La routine de la vie dans les camps instillait un sentiment temporaire de sécurité, répondant aux besoins immédiats des plus affamés et des plus pauvres, et beaucoup refusèrent de monter à bord des bus de rapatriement qui partaient chaque jour pour Monrovia. C’est pourquoi la capacité de logement du camp a commencé à diminuer. Boucle. Car qu'est-ce que la coquille de Monrovia pourrait offrir à Buduburam? Maintenant, en 2013, le camp est sur le point de fermer et le HCR s'éloigne de plus en plus. Le Libéria continue de reconstruire lentement.

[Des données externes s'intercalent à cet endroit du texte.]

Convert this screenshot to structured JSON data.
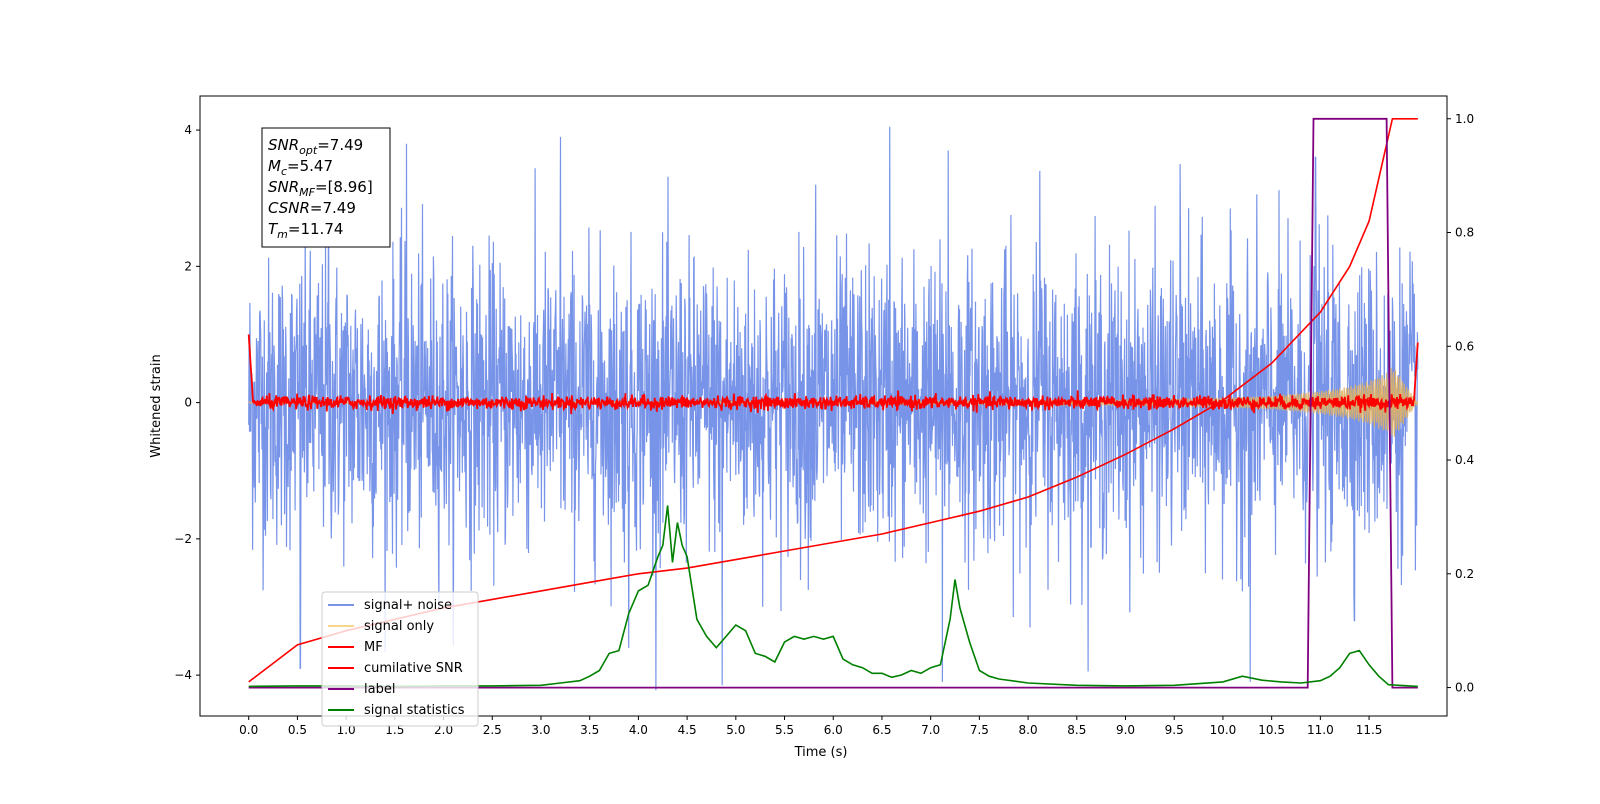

Ceux qui sont montés à bord de ces bus pour le Libéria l'ont fait sous une couverture d'incertitude terrifiante et sous les auspices promis d'Ellen Johnson Sirleaf, qui n'avait pas encore prouvé sa valeur. Autorisés à emporter avec eux seulement quelques pains de savon et un sac de céréales du HCR, les réfugiés expatriés ont affronté un monde nouveau et incertain où la seule certitude réside dans le chômage garanti, les coupures de courant et les blessures du passé encore saignantes. Ceux qui se tenaient à l'entrée de 'The 18' les écarteraient, puis reviendraient à la chaleur des brûleurs, des plaques prometteuses de plantains grillés recouverts d'un sirop sucré sucré.